Microscopically, there are many tumor cells, cells and nuclei of different sizes and shapes, including small multinucleated giant cells, spindle cells, immature chondrocytes, and malignant osteoblasts, with large nuclei and deep staining.

Almost all metastases are to the lungs via the bloodstream, and a few to the brain, viscera, kidneys, and lymph nodes via the lymphatics.

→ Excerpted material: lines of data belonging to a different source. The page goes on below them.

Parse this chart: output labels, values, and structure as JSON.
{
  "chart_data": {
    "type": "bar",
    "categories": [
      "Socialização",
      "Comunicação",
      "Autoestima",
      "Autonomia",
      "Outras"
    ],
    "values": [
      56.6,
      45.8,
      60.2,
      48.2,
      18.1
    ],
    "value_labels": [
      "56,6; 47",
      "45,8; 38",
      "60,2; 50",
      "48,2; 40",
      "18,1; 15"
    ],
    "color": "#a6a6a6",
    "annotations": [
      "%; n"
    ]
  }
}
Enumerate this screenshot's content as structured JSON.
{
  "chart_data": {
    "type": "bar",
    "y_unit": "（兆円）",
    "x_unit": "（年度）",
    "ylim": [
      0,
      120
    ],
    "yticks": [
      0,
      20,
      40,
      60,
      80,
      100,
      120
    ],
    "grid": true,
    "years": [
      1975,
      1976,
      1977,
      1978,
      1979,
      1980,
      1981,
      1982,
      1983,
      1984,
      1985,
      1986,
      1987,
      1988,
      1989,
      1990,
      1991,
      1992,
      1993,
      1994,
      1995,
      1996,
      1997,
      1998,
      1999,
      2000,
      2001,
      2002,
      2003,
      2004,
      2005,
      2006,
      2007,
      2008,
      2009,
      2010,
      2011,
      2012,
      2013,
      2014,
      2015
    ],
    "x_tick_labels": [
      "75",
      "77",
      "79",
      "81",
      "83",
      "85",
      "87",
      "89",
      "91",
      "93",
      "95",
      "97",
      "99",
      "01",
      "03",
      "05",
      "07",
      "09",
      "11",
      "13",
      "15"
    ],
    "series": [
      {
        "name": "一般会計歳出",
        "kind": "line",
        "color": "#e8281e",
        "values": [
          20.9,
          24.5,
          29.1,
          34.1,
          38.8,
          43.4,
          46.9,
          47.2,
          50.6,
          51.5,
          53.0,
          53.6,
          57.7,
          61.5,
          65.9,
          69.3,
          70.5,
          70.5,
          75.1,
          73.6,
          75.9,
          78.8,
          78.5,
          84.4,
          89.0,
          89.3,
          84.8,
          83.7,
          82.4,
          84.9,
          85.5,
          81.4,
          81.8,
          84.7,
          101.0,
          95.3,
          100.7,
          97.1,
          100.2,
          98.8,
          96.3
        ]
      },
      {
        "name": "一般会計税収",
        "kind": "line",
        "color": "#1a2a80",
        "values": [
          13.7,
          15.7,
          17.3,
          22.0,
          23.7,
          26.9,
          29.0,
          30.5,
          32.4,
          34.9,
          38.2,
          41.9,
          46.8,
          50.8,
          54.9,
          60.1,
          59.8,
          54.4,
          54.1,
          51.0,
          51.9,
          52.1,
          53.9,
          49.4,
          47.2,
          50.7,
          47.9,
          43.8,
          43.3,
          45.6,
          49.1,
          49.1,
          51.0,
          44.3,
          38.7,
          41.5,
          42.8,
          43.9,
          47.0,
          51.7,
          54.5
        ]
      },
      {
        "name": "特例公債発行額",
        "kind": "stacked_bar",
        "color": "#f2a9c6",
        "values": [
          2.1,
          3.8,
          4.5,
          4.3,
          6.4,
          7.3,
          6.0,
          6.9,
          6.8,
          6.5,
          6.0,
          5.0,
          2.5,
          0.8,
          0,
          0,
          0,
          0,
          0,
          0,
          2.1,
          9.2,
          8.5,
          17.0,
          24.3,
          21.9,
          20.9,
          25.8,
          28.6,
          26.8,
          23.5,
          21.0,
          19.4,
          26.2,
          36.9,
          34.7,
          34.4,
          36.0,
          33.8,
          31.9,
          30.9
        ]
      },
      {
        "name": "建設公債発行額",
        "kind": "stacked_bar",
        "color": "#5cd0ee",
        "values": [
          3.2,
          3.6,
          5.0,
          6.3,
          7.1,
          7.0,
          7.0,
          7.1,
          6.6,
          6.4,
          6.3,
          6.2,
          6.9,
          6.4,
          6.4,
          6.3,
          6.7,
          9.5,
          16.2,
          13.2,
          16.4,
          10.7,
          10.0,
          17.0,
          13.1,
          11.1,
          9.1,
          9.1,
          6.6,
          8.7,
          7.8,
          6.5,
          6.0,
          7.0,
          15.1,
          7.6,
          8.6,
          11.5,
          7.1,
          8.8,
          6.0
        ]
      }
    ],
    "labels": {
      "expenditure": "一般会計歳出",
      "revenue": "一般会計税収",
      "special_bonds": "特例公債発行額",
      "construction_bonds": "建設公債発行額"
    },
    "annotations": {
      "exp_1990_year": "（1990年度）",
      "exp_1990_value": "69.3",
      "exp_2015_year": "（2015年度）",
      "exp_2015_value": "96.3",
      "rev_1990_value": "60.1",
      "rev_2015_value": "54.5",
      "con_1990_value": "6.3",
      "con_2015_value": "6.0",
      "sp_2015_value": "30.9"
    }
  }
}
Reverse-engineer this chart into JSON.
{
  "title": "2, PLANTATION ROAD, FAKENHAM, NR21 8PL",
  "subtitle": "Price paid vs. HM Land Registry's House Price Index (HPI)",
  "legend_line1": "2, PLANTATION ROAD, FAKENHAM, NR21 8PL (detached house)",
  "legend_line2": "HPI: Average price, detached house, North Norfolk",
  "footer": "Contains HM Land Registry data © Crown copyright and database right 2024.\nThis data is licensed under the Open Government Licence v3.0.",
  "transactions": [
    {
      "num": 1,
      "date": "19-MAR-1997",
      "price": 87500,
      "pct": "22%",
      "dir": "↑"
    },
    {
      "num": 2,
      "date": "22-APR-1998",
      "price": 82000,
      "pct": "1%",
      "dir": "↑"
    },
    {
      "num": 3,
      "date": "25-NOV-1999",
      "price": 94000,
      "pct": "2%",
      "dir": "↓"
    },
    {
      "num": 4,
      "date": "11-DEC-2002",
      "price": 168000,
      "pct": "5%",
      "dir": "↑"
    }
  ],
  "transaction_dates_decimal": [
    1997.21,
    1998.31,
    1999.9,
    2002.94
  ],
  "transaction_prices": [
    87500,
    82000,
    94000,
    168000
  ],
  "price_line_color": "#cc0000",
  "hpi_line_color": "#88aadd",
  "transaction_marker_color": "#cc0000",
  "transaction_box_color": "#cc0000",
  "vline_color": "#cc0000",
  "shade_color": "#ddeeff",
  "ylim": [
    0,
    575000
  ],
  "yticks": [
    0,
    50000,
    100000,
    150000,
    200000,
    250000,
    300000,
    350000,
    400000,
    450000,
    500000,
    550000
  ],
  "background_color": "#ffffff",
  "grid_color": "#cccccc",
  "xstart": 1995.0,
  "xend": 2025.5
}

I. Clinical manifestations and diagnosis

Pain is an early symptom, which can occur before the appearance of the tumor, at first it is intermittent pain, and then it turns into persistent severe pain, especially at night. The pain of large malignant tumors occurs earlier and is more intense, and there is often a history of local trauma. The tumor at the bone end near the joints is large and of variable hardness, with pressure pain, high local temperature, venous dilatation, sometimes palpable pulsation, and may have pathological fractures. General health gradually declines to failure, and most patients have pulmonary metastases within a year.

X-ray manifestations: bone densification is variable. There is irregular destruction, the surface is vague, the boundary is unclear, the lesion mostly started in the epiphysis, due to tumor growth and periosteal reaction high up to form Calderman's triangle, there is a perpendicular direction with the diaphysis of the radial bone needle.

In addition to bone destruction and periosteal hyperplasia, daylight radial shadows can be seen

Clinically, adolescents should be carefully examined for pain and swelling at the end of the bone near the knee joint, and most of the cases can be diagnosed according to the history, signs and X-ray performance, and biopsy can be done if necessary.

Care should be taken to differentiate from the following lesions: osteomyositis, tuberculous osteitis of the metacarpals and metatarsals (osteosarcoma rarely occurs here), chronic osteomyelitis, bone cysts and giant cell tumors.

Treatment

After the diagnosis is clear, amputation or arthrodesis should be performed as early as possible, and chemotherapy and radiotherapy before and after surgery may improve the efficacy of the treatment, while chemotherapy or radiotherapy alone has little effect.